Rhode Island Releases Food Strategy

On May 17, Rhode Island released its new five-year Food Strategy Plan, which is built around five action goals:

1. alleviate food insecurity and hunger throughout the state;

2. make food production more accessible;

3. create and sustain markets for Rhode Island food products;

4. promote environmental sustainability; and

5. support an economic climate friendly to food-related businesses.

The plan has been a goal for the state since 2011, when JMF grantee the Rhode Island Food Policy Council was founded. Since then, state leaders and local innovators have developed many initiatives to support food producers and provide more opportunities for all Rhode Islanders to access healthy food.  A year ago, Rhode Island Governor Gina Raimondo hired Susan Anderbois as Director of Food Strategy, the first position of its kind in the country.

Rhode Island’s food sector supports over 60,000 local jobs, and generated $2 billion in sales for restaurants in 2016.  However, only 1 percent of the food consumed by state residents is harvested locally and 35 percent of waste is made up of food and compostable material. Moreover, 12 percent of Rhode Islanders are considered “food insecure.”

The Rhode Island Food Policy Council is creating a series of multimedia stories to bring the reality of what it’s like to work in, and be fed by, Rhode Island’s food system day to day.  The first story features fantastic interviews with dairy farmers in the state, who are being squeezed economically, and the second features senior citizens visited by the mobile food truck Food on the Move, which makes fresh, local produce available to those facing food insecurity.
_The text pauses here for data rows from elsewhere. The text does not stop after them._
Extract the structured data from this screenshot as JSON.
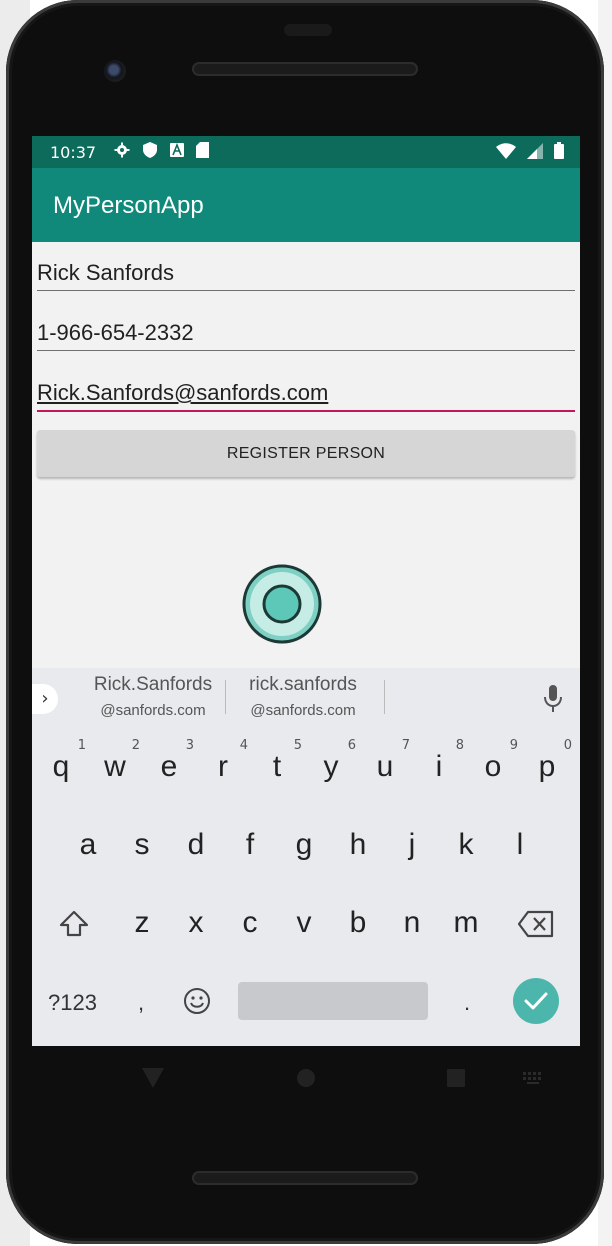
{
  "status_bar": {
    "time": "10:37",
    "left_icons": [
      "settings-icon",
      "shield-icon",
      "font-icon",
      "sd-card-icon"
    ],
    "right_icons": [
      "wifi-icon",
      "signal-icon",
      "battery-icon"
    ]
  },
  "app": {
    "title": "MyPersonApp",
    "colors": {
      "statusbar": "#0d6b5c",
      "appbar": "#10897a",
      "accent": "#c2185b"
    }
  },
  "form": {
    "name_value": "Rick Sanfords",
    "phone_value": "1-966-654-2332",
    "email_value": "Rick.Sanfords@sanfords.com",
    "register_label": "REGISTER PERSON"
  },
  "keyboard": {
    "suggestions": [
      {
        "user": "Rick.Sanfords",
        "domain": "@sanfords.com"
      },
      {
        "user": "rick.sanfords",
        "domain": "@sanfords.com"
      }
    ],
    "row1": [
      {
        "key": "q",
        "hint": "1"
      },
      {
        "key": "w",
        "hint": "2"
      },
      {
        "key": "e",
        "hint": "3"
      },
      {
        "key": "r",
        "hint": "4"
      },
      {
        "key": "t",
        "hint": "5"
      },
      {
        "key": "y",
        "hint": "6"
      },
      {
        "key": "u",
        "hint": "7"
      },
      {
        "key": "i",
        "hint": "8"
      },
      {
        "key": "o",
        "hint": "9"
      },
      {
        "key": "p",
        "hint": "0"
      }
    ],
    "row2": [
      "a",
      "s",
      "d",
      "f",
      "g",
      "h",
      "j",
      "k",
      "l"
    ],
    "row3": [
      "z",
      "x",
      "c",
      "v",
      "b",
      "n",
      "m"
    ],
    "symbols_label": "?123",
    "comma": ",",
    "period": ".",
    "icons": [
      "shift-icon",
      "backspace-icon",
      "emoji-icon",
      "mic-icon",
      "check-icon",
      "chevron-right-icon"
    ]
  },
  "nav": {
    "icons": [
      "back-icon",
      "home-icon",
      "recents-icon",
      "keyboard-switch-icon"
    ]
  }
}
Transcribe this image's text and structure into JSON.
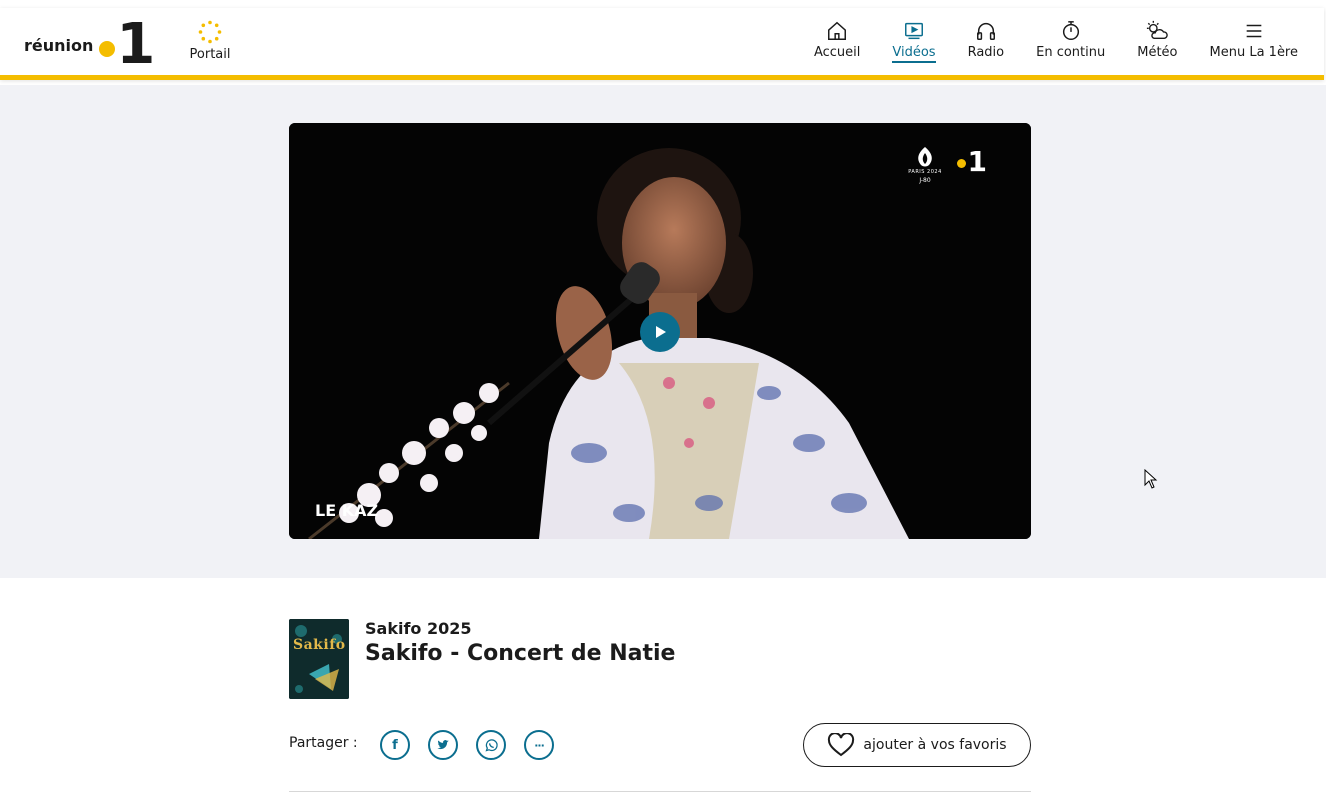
{
  "header": {
    "logo": {
      "text": "réunion",
      "number": "1",
      "dot_color": "#f4bd00"
    },
    "portail": {
      "label": "Portail",
      "icon": "portail-dots-icon"
    },
    "nav": [
      {
        "label": "Accueil",
        "icon": "home-icon",
        "active": false
      },
      {
        "label": "Vidéos",
        "icon": "video-icon",
        "active": true
      },
      {
        "label": "Radio",
        "icon": "headphones-icon",
        "active": false
      },
      {
        "label": "En continu",
        "icon": "stopwatch-icon",
        "active": false
      },
      {
        "label": "Météo",
        "icon": "weather-icon",
        "active": false
      },
      {
        "label": "Menu La 1ère",
        "icon": "menu-icon",
        "active": false
      }
    ]
  },
  "player": {
    "overlay_logo_number": "1",
    "paris_logo_text": "PARIS 2024",
    "paris_logo_sub": "J-80",
    "corner_brand": "LE KAZ",
    "play_icon": "play-icon"
  },
  "content": {
    "show_name": "Sakifo 2025",
    "title": "Sakifo - Concert de Natie",
    "thumbnail_text": "Sakifo"
  },
  "share": {
    "label": "Partager :",
    "buttons": [
      {
        "icon": "facebook-icon",
        "glyph": "f"
      },
      {
        "icon": "twitter-icon",
        "glyph": ""
      },
      {
        "icon": "whatsapp-icon",
        "glyph": ""
      },
      {
        "icon": "more-icon",
        "glyph": "···"
      }
    ],
    "favorite_label": "ajouter à vos favoris",
    "favorite_icon": "heart-icon"
  },
  "colors": {
    "accent": "#0b6e8f",
    "brand_yellow": "#f4bd00",
    "band_bg": "#f1f2f6"
  }
}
“I feel such optimism about our state’s food strategy, [and] we need everyone’s energy and ideas,” said Janet Coit, Director of the Rhode Island Department of Environmental Management (RIDEM). “My most treasured traditions involve food; for example, summer doesn’t start for me until I go strawberry picking with my daughter, Nina. Today, I think we will look for an outcome where every Rhode Islander will have those experiences and have an opportunity to eat healthy, local food.”